Siobhan Kelly

Religion

Siobhan Kelly is a scholar and theorist of trans studies and the study of religion. Prior to becoming a Society of Fellows Postdoctoral Scholar at Boston University, Siobhan taught at Brown University in Spring 2024 and defended their dissertation, “Public Parts: Psychoanalysis, the Study of Religion, and Trans Subjectivity,” at Harvard University in August 2024. Siobhan’s scholarship looks at the relationship between transphobic feminism, trans studies, religious rhetoric, and broader popular discourses of gender, sexuality, and transition. Their work has appeared in Journal of Feminist Studies in Religion and Theology & Sexuality, and is forthcoming in Journal of the American Academy of Religion and the edited collection Political Theology Reimagined: Theories, Ruptures, Itineraries (Duke University Press).

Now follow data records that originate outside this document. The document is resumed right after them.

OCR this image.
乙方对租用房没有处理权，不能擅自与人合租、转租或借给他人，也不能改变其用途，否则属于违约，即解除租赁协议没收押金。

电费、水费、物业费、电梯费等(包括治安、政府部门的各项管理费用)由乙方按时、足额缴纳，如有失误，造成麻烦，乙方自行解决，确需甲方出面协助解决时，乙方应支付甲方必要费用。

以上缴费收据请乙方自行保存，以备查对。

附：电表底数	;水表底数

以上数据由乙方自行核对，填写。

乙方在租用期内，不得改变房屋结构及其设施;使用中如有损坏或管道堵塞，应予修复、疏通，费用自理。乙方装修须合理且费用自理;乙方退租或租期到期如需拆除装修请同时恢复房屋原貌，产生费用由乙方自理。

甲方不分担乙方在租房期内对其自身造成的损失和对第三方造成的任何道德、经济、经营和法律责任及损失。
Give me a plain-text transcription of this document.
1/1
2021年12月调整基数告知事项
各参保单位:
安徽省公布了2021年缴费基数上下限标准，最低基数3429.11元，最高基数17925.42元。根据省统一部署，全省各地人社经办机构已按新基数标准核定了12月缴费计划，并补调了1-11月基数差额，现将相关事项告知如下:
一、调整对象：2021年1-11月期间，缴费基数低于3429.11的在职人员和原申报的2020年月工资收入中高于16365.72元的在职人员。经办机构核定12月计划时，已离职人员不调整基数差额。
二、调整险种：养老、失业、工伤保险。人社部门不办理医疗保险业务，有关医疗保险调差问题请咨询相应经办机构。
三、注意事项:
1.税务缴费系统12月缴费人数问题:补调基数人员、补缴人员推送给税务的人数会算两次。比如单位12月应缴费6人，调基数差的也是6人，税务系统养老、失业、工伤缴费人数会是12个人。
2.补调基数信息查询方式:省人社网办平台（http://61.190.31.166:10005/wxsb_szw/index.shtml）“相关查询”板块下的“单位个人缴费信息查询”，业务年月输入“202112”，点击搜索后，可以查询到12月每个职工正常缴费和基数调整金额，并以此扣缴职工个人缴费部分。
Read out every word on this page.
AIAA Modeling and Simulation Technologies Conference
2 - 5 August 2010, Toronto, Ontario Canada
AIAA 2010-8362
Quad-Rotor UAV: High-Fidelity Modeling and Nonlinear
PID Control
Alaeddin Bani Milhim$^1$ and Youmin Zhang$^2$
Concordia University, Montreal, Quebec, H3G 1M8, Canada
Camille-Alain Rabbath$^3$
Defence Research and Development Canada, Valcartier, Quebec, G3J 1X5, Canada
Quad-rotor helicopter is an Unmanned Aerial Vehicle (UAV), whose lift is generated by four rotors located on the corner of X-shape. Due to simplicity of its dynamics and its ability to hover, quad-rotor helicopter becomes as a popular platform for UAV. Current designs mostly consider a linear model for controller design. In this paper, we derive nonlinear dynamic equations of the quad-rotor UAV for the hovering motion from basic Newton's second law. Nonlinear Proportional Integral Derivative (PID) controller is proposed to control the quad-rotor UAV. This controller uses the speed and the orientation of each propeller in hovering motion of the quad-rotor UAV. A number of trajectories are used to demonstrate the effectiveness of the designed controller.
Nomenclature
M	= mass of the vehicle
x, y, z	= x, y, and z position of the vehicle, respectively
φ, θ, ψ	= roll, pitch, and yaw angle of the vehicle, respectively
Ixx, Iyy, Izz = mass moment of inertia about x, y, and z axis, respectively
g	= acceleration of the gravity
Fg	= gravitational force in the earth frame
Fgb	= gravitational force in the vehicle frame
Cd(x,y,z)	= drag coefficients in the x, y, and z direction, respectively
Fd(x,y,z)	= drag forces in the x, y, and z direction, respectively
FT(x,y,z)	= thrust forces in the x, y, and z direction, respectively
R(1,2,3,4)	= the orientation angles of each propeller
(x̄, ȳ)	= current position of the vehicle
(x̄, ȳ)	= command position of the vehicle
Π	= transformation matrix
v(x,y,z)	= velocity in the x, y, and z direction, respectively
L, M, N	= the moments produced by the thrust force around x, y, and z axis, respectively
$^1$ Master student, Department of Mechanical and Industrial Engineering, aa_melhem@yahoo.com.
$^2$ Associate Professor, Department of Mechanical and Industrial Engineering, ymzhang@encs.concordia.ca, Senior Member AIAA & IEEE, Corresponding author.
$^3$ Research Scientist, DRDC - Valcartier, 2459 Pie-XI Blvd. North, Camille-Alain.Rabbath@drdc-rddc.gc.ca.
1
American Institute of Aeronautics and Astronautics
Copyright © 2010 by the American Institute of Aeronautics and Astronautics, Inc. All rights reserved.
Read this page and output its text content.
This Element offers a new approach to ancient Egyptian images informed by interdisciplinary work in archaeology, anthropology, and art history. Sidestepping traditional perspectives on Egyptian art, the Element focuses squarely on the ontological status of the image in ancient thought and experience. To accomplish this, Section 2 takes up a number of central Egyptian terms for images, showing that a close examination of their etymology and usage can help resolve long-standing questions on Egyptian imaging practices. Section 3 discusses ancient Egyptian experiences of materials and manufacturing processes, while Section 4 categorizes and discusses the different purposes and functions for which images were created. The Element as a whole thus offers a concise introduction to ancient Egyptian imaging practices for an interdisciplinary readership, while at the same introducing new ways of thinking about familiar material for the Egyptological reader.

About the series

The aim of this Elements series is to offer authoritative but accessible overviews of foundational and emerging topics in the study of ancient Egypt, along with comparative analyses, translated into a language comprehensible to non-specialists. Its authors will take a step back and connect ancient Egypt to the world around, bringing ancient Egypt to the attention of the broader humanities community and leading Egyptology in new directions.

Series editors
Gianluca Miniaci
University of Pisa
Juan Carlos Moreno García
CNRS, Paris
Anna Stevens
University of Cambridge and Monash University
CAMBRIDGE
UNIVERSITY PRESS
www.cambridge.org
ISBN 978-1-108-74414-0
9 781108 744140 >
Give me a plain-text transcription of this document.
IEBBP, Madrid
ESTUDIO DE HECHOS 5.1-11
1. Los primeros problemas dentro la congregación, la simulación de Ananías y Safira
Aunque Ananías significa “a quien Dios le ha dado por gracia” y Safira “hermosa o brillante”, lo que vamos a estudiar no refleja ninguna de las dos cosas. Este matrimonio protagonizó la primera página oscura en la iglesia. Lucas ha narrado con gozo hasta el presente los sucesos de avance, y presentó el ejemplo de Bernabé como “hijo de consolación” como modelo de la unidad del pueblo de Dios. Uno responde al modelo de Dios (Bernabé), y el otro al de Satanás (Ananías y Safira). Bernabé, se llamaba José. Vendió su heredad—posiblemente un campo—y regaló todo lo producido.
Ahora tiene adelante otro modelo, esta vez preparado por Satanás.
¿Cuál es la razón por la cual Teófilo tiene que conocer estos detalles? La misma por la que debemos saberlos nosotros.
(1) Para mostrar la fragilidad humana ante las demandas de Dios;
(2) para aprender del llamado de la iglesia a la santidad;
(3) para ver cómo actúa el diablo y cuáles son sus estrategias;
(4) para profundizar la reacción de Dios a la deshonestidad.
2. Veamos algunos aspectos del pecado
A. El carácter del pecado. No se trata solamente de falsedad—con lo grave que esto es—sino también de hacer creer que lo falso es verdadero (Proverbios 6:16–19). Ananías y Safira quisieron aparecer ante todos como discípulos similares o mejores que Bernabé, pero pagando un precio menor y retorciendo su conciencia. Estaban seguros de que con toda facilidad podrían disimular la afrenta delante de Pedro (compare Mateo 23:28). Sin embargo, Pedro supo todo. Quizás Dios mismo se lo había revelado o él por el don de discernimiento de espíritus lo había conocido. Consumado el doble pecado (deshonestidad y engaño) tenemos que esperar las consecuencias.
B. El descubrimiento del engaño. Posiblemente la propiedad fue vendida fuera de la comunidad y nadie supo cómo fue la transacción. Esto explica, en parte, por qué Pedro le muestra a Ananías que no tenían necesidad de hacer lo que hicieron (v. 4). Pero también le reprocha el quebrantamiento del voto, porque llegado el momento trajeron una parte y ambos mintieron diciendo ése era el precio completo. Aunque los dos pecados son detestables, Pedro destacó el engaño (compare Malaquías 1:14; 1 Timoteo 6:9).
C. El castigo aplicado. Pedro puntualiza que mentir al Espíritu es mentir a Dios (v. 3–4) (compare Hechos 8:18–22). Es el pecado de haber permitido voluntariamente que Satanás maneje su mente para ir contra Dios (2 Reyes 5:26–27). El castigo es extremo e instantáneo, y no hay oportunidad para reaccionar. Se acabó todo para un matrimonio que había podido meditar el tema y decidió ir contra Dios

At BU, Siobhan is working on two book projects that come out of their dissertation. The first, Public Parts: Fetishism and Genitality, looks at flashpoints in the sprawling discourses of “fetishism” and the recurrent appearance of genitals therein in order to articulate a generalized theory of genitality and genital envy. The second, Trans Antagonism: On Engaging Transphobia, or Not, looks at how we read and understand transphobia within feminist thinking, pursuing what might happen if we allow ourselves to treat such irruptions of phobia antagonistically. Tracking feminist transphobia from its earlier iterations—including in the study of religion through the works of Mary Daly and Janice Raymond—through to more recent TERF nonsense in France, the UK, and the US, this project asks what bitterness, anger, and rage have to offer trans theorizing. Siobhan currently serves on The Status of LGBTIQ+ Persons in the Professions Committee for the American Academy of Religion.